Tuesday, August 3, 2010
Wishing you well!
My ranting: For those of you that want to know whats going on in my life can continue here. This will be my place to say what I need to too keep my sanity and let you know I'm still alive. What started out to be an act of kindness when my Mother wanted to move to Tennessee to be by her family has turned into a nightmare. My health is suffering because of taking care of Mom, she knows exactly the buttons to push to set me off. She expects me to devote my life, my day to her by sitting with her, waiting on her an abandoning everything I have for her. She has temper tantrums if I go downstairs and work in my studio, she'll go to her room and go to bed or slam the door over and over. She sees people all over the house and she is angry because I tell her over and over there is no one here but her and myself. She just gets so mad because I never believe her. I'm at wits end what to do with her because a private nursing home won't deal with her this way. Right now she's gone to bed, she's mad so she asked to go to bed, she doesn't see what this is doing to me heck I don't think my brother or daughter sees what its doing to me.
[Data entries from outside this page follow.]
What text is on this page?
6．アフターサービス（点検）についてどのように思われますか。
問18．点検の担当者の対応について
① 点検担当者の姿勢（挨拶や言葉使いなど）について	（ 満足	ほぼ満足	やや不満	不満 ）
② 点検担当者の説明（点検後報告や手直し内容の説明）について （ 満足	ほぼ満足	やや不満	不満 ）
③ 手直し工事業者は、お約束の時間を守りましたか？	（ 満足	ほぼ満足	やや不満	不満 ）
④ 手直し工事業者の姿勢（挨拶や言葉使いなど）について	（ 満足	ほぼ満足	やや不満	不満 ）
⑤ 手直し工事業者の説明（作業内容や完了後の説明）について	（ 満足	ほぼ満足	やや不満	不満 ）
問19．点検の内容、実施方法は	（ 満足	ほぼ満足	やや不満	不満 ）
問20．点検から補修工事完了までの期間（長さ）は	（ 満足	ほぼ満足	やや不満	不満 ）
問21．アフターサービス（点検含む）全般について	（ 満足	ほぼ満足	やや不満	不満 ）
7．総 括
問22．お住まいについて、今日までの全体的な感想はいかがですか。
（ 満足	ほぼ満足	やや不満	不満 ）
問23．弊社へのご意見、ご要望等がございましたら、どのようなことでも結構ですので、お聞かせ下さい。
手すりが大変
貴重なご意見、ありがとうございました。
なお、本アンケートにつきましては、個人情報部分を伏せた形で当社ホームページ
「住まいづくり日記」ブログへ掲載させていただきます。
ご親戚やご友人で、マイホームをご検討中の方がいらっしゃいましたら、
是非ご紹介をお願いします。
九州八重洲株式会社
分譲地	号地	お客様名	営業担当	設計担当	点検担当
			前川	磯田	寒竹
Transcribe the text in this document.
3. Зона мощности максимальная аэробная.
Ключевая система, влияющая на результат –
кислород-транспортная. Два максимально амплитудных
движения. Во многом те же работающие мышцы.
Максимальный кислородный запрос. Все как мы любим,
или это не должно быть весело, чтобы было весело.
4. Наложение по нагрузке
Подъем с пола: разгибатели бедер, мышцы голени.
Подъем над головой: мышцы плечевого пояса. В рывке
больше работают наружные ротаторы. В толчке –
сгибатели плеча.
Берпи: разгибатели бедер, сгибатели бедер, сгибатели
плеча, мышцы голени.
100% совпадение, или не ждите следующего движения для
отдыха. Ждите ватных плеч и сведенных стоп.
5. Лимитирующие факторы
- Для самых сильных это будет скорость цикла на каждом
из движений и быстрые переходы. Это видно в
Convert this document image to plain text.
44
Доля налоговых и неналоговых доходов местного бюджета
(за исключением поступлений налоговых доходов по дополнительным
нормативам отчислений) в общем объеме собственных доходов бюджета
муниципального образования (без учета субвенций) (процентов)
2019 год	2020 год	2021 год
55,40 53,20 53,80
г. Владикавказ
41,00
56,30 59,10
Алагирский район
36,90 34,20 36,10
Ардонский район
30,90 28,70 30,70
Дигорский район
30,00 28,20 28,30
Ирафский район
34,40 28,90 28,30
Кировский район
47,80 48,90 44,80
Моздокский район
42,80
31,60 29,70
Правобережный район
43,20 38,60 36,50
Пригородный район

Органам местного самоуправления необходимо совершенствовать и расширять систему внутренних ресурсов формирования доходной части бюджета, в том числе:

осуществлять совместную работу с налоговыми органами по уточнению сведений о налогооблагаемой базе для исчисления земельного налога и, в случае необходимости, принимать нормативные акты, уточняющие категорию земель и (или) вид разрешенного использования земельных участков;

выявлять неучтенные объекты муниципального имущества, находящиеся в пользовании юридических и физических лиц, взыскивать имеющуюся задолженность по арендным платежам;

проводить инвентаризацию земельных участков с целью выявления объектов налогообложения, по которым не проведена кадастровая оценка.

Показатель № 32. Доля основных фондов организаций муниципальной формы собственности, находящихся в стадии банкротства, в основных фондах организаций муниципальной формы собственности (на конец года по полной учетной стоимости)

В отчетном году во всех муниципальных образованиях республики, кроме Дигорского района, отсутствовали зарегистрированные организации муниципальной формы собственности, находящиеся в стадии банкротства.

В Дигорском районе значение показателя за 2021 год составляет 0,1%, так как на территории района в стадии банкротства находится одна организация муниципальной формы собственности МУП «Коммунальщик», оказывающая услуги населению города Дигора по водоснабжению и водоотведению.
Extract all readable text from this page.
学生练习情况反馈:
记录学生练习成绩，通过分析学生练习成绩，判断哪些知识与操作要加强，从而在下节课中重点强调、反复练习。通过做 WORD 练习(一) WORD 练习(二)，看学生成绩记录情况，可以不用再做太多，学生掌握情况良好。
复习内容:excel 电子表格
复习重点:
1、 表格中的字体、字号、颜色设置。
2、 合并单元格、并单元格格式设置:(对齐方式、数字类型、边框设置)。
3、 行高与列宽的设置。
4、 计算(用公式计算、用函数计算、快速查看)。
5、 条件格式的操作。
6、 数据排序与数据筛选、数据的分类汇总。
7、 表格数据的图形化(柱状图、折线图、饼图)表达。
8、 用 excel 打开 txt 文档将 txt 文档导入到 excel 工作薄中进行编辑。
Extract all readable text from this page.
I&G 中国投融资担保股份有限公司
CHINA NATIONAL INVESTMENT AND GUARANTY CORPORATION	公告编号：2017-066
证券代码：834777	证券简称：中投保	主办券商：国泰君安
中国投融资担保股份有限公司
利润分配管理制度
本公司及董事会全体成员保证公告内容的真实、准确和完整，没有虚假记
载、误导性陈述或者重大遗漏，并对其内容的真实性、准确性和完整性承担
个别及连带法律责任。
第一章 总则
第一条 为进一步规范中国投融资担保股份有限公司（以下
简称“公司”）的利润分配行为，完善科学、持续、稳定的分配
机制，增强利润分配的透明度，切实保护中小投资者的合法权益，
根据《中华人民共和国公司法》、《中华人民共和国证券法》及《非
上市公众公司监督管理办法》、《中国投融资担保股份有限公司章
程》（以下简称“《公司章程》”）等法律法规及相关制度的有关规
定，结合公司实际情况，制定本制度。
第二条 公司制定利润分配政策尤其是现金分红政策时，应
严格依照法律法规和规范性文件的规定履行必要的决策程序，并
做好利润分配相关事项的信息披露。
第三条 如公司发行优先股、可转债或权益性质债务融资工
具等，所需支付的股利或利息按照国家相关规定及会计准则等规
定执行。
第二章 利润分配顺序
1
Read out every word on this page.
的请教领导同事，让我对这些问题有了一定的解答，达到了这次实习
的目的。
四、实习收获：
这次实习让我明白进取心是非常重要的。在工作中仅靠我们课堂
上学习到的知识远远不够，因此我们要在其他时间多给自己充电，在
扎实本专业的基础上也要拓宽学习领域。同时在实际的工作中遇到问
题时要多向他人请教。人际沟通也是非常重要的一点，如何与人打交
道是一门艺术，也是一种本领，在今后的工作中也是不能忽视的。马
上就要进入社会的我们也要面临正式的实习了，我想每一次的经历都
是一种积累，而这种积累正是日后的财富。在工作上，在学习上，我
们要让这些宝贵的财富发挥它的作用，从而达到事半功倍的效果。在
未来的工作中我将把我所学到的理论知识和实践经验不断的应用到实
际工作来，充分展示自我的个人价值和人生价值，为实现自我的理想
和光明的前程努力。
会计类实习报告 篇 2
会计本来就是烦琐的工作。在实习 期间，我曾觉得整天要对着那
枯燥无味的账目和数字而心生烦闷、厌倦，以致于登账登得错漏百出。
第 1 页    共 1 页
So what if I take 2 pills for HBP, 2 for triglyceride's and of coarse a anti-depressant. I am so depressed, I can't get out of this funk I need to get away but how? I pray and I've asked God to handle this, I really have given it up to him but in my blindness I don't see the signs. I've even asked God to hit me upside the head to see the answers. Instead of seeing the answer I've read the Bible, prayed and counted to ten hundreds of time and I'm still in the same place. I feel like I'm in a vicious circle and I can't get out. I'm sorry but I had to let it out.